L’arrivée des robots dans nos vies quotidiennes et la vitesse à laquelle ils vont détruire nos emplois ont occupé une large part des discussions cette semaine à Austin, Texas. Les géants du web se positionnent, et Google, une nouvelle fois aux avant-postes, avertit déjà de possibles tensions sociales croissantes.
« Les robots arrivent ! En fait, non, ils n’arrivent pas… Ils sont déjà là. Et de quelle manière ! », résume Russ Tedrake, professeur et directeur du centre de robotique au MIT, lors du festival South by SouthWest.« Nous entrons dans l’ère dot.com de la robotique » et « notre plus grand défi sera d’apprendre aux gens à travailler avec eux ».
Mais aussi de faire face au déclin mécanique de plus en plus d’emplois, remplacés par des robots dans un environnement technologique qui croît de manière exponentielle.
Eric Schmidt est brutal sur le sujet : « Je suis très inquiet là dessus. Toutes les données montrent que ça va empirer (…) pour moi, c’est le sujet actuel le plus important pour les démocraties. »
Le patron de Google sait de quoi il parle : la robotique est le nouveau secteur à conquérir. Et il a pris de l’avance : ces six derniers mois, il a racheté huit sociétés de robots et emploie une flopée d’experts en intelligence artificielle.
Amazon, Microsoft, Intel, IBM ou Qualcomm sont aussi très actifs. Le monde entier en fait et les finance : les Américains, via des programmes fédéraux (y compris militaires), les Russes, les Chinois, les Coréens, les Japonais et les Européens.
Mais pour la première fois, le risque est de voir une avancée technologique ne pas améliorer la qualité de la vie (ou peut être déboucher sur le communisme!)
Bientôt bien plus de robots que d’humains
« Ces 5 ou 6 dernières années, les robots sont devenus tout bonnement incroyables », s’enthousiasme Russ Tedrake, professeur au MIT. « Ils sont désormais en mesure de voir notre environnement et de résoudre des problèmes ». « Ils vont dominer nos vies au cours des deux prochaines décennies. Et dans 30 ans, il y en aura plus que d’être humains. »
« En 2050, il y aura certes 9 milliards d’être humains sur terre, mais probablement aussi plus encore de robots et de machines intelligentes », confirme Carl Bass, président d’Autodesk, grand fabricant d’applis professionnelles en 3D.
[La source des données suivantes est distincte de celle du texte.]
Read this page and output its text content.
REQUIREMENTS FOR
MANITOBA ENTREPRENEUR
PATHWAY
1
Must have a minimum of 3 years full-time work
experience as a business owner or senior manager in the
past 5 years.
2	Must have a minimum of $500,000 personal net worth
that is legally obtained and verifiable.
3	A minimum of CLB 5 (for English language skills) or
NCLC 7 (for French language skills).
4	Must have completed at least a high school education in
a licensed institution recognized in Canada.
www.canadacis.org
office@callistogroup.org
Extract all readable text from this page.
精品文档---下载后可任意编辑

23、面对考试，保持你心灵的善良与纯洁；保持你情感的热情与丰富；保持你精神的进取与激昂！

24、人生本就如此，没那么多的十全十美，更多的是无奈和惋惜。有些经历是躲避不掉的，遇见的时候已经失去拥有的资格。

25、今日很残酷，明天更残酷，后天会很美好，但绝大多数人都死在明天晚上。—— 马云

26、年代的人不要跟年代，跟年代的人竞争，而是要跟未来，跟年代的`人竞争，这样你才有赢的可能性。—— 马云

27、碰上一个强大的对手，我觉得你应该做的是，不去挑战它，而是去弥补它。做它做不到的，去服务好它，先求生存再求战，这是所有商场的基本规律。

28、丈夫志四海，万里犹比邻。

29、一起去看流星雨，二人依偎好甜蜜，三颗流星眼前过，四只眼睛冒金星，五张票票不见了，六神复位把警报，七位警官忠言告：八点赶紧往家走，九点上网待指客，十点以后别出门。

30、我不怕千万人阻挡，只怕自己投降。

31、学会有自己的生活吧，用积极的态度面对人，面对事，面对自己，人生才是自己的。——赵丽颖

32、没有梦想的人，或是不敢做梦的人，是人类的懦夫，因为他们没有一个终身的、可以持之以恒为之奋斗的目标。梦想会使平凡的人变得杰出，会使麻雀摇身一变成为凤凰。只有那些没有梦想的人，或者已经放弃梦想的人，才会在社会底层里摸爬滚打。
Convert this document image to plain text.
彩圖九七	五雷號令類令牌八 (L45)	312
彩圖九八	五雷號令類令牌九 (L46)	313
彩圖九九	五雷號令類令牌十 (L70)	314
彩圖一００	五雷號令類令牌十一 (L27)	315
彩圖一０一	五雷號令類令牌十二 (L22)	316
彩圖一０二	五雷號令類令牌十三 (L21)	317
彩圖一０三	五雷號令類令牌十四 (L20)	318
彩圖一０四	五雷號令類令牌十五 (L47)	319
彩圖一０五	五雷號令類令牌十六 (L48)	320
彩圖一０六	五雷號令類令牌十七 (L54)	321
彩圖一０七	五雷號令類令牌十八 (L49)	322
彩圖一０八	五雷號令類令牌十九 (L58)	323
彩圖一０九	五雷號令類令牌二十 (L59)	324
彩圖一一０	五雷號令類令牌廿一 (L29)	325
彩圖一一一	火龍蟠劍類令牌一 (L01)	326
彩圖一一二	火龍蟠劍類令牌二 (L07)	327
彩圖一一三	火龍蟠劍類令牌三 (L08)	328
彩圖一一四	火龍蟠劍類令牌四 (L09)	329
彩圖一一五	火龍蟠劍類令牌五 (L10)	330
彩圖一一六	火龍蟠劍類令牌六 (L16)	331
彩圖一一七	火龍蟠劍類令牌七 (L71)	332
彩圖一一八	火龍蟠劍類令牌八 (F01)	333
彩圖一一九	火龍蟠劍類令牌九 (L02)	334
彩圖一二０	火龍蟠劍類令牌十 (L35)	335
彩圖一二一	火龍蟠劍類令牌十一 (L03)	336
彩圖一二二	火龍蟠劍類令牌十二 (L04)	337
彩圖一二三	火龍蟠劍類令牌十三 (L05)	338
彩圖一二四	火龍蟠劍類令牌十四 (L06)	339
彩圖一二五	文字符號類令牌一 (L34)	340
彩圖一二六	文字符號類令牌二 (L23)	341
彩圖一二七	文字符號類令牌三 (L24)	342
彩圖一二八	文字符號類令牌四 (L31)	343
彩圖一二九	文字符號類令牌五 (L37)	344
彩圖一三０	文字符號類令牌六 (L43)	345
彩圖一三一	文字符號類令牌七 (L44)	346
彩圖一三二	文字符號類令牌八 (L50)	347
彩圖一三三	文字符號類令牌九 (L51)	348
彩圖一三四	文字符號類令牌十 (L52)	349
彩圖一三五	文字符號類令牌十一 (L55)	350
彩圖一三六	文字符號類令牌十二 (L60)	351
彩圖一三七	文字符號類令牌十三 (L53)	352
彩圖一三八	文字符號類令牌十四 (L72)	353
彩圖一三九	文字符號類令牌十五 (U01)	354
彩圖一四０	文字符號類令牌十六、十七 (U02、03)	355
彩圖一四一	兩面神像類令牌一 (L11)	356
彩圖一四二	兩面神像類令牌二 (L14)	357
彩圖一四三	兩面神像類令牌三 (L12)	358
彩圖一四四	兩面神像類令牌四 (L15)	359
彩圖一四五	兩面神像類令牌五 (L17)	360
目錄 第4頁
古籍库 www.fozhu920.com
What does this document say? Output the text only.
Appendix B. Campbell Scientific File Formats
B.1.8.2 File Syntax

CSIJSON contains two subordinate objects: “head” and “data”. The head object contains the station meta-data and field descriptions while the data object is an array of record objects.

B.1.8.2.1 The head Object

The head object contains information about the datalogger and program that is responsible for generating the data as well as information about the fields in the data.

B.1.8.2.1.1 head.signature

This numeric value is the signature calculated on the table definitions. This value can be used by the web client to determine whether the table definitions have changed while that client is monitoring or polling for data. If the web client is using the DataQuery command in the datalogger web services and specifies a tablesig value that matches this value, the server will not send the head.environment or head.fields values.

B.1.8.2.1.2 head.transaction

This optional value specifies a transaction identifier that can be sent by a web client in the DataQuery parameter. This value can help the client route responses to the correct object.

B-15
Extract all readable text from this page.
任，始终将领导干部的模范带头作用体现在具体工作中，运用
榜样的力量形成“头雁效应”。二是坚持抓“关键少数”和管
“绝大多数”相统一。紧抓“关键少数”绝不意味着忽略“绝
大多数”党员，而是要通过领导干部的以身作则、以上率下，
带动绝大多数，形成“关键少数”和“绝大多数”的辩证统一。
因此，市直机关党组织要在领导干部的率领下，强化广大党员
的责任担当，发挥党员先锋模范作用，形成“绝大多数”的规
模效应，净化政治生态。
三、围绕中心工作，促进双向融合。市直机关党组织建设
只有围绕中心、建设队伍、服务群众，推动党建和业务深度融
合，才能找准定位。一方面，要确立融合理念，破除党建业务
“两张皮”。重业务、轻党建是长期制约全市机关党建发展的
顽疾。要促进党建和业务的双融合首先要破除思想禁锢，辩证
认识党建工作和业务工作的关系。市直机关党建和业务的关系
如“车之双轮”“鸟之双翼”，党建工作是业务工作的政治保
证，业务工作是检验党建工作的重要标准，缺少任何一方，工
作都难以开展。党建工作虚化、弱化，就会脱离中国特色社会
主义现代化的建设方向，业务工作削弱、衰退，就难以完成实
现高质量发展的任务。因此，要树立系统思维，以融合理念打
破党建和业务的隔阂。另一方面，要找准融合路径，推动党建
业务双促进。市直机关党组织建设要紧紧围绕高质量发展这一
Qu’est ce donc qu’un robot ?
« C’est comme le porno, c’est quand on le voit, qu’on le reconnaît », assure Bass. « En tous cas, ni une imprimante 3D, ni un thermostat intelligent ».
Grâce notamment à l’extraordinaire essor des capteurs, ils ont aujourd’hui trois propriétés essentielles : ils peuvent ressentir l’environnement, s’y mouvoir et réagir.
Atlas le robot fabriqué par Boston Dynamics (aujourd’hui Google) pour le MIT:
Que savent-ils déjà faire ?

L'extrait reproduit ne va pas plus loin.